We can talk about racism and “discrimination”…but not sexism or discrimination against specifically women. We can’t ever ever ever talk about women and injustice against women. That would be transphobic.
And etc, etc, etc. And all else besides the antitransphobic herd of antitransphobic elephants in the antitransphobic room. Am I making myself clear? Oh, yes; and as for genuine XX women; no mention of, please; not even sotto voce while wearing a disguise. Someone non-antitransphobic might overhear.
Brave new world?
Here is a really charming video about the one of the differences between men and women–daily menstrual cramps–but it is fucking RUINED at the end by the text talking about PEOPLE WITH PERIODS.
No, motherfuckers. This is about teaching MEN about the shit WOMEN have to put up with.
https://www.youtube.com/watch?v=PuiWm2Lb-hk&t=181s
Of course, that’s because there is no such thing as a poor white woman; all white women are middle class, unless of course they are rich. Scratch that. All white women are rich.
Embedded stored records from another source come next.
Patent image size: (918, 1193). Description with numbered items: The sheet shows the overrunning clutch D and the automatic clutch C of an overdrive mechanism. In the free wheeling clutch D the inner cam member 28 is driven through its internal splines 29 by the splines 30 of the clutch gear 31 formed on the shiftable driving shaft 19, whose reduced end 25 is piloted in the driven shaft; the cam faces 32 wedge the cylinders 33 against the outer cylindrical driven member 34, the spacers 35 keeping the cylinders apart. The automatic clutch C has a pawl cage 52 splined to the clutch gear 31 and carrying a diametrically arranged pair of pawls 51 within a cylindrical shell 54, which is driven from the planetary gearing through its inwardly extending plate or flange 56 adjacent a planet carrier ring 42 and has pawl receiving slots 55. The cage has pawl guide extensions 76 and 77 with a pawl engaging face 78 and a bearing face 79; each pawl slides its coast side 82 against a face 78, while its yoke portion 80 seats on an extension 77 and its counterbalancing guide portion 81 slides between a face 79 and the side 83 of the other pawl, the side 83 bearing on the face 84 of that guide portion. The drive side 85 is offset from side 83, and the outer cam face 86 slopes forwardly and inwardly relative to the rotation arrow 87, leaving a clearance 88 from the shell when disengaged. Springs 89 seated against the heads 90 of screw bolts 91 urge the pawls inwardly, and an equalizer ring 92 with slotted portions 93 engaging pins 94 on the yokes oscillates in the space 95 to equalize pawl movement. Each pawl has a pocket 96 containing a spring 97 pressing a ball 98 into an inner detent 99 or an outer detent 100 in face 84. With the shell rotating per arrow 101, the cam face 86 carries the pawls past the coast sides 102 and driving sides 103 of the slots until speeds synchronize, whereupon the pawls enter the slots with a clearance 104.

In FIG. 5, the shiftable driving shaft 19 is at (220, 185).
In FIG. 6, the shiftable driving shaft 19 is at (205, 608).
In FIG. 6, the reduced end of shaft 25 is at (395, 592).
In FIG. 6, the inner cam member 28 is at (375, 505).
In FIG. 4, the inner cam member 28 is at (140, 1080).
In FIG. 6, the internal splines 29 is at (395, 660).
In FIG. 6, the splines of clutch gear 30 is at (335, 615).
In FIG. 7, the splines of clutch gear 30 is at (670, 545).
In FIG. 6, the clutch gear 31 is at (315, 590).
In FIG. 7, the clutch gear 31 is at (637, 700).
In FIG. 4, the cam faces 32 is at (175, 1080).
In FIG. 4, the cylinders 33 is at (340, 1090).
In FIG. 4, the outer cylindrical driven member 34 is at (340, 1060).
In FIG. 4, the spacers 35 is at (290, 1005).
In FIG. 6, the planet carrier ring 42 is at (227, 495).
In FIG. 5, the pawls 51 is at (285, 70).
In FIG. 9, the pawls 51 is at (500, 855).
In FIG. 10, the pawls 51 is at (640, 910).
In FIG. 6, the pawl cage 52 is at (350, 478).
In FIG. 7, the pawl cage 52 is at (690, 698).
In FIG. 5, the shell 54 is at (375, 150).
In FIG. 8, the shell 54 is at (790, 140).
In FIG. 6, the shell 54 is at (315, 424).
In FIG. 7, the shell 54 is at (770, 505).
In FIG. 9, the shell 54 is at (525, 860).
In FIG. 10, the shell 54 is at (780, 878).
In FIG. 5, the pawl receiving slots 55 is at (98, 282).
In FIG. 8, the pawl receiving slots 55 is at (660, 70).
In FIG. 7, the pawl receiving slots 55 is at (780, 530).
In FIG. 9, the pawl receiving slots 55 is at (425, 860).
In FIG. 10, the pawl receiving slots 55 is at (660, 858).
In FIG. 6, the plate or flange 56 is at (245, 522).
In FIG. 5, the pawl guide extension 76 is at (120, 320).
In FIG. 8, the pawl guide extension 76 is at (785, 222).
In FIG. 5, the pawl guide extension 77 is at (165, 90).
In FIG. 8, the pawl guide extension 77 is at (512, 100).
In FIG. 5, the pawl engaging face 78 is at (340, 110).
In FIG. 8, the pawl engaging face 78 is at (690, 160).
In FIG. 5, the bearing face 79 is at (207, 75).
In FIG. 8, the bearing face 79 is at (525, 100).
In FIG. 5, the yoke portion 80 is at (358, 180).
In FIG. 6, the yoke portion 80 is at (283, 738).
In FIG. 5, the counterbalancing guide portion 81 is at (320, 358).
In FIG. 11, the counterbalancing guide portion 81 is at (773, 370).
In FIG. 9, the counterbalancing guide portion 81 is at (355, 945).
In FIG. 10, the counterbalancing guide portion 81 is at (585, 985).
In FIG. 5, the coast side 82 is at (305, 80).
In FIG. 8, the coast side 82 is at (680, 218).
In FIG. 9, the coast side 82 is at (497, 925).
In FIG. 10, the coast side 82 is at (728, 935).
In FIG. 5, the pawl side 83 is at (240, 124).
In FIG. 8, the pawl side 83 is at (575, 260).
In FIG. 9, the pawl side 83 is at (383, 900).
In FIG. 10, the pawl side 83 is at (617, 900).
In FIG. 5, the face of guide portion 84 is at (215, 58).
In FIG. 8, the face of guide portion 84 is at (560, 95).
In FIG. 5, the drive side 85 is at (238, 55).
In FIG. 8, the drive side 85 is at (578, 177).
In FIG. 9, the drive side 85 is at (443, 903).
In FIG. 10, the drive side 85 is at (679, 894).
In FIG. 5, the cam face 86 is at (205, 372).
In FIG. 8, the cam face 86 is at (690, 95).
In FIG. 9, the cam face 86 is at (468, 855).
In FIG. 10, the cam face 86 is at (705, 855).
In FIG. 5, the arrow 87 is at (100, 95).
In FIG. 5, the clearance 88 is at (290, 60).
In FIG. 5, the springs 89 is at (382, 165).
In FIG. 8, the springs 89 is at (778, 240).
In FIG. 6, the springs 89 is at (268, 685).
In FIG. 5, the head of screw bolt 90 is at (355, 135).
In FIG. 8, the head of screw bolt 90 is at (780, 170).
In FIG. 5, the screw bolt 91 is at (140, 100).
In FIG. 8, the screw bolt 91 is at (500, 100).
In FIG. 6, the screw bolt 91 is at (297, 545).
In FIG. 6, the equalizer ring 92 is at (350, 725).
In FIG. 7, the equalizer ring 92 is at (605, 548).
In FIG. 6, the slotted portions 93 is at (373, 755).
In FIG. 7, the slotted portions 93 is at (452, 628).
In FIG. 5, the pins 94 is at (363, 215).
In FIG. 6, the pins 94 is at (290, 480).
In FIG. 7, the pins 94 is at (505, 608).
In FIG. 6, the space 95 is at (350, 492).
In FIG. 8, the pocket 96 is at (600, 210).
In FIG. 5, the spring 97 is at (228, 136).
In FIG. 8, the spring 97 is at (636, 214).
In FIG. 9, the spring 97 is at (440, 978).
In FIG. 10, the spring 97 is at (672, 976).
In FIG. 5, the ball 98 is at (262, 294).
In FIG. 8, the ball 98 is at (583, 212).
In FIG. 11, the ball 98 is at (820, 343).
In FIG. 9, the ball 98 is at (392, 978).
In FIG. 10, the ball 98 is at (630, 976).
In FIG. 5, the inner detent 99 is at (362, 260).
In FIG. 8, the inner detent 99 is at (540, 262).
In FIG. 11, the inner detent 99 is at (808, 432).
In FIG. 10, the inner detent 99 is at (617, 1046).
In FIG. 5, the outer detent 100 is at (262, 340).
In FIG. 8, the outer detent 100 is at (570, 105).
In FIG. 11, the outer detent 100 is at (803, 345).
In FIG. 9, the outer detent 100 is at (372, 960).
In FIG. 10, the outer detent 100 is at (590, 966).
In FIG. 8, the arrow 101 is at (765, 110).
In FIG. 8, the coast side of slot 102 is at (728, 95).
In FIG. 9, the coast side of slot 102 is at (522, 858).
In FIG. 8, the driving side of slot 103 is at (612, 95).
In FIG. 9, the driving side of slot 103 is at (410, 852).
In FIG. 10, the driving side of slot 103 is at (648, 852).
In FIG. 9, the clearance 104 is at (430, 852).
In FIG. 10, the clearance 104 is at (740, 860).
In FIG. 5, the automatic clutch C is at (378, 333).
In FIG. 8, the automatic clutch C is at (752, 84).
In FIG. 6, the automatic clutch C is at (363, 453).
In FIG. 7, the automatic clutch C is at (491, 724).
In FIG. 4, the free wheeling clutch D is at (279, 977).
I do agree that BIPOC women encounter issues not dealt with by white women, and that lesbians deal with issues not dealt with by straight women. Those are able to be dealt with by recognizing that they are all women and including the reality of their lives in the concept of women.
POOR women face the problem worst; a higher percentage of BIPOC women deal with poverty. That does not erase the reality. A rick black woman can get an abortion much more easily than a poor white women. It is poverty, not race, that is the dividing line, though of course race is a huge contributor to poverty.
We lose the narrative when we refuse to talk about women…as a class. Even rich white women will suffer from this, because it erodes rights for women. It’s just that they won’t likely need the help that other women need, and Planned Parenthood isn’t their preferred provider. They don’t need PP. But when I have been in places like PP or the Health Department, the huge number of white women is stunning…because the news likes to pretend that poverty is a race issue only, and nothing to do with a class issue.
There’s a strange (but interesting) corner of the Twitterverse that came up with a great term for this – Inverse Benthamism. “[H]arms to the many are only legible … if framed as harms to a minority”
https://mobile.twitter.com/wesyang/status/1547994174300905481
I read this stuff about “people with periods”, and I read about trans-identified men who claim their “HRT therapy” (read: cross-sex hormones for cosmetic reasons) gives them monthly cramps therefore “periods”, and I want to run screaming into the night.
NSFW
Proof that trans women are women.
https://i.postimg.cc/qMRTWcz8/FTmak-Zia-AAAl-NAY.jpg
Rev, if only they’d changed the labels on one to lady glans, lady testicle, lady corpus callosum etc… missed opportunity.
One of the many things Critical Social Justice can’t deal with is variation within an identity group. If a predicate is true for a group, then it is true for all members of the group; if false, then false. The interesting thing, though, is that they don’t accept contraposition as a valid rule of inference. That is, one should be able to infer that if something is not true for all members of a group, then it is not true for the group. Thus there can be no evidence that acts as counterexample to attribution of a predicate. White people are privileged, therefore all white people are privileged, and any person you put forward as an unprivileged white is actually privileged.
Another thing that CSJ can’t abide is the notion that a putatively privileged group might face challenges not faced by a “marginalized” one. If upper class, straight, white women have experiences not shared by lower class, black lesbians, then that presents a problem for standpoint epistemology: the privileged person has knowledge inaccessible to the marginalized person and is entitled to speak and be heard.
Combine both these conceptual anathemas, and you get the silencing, vilification, and erasure of women in the name of justice.
Oh, also: There’s very little that rings as false and hollow as a declaration of passion in a fundraising request.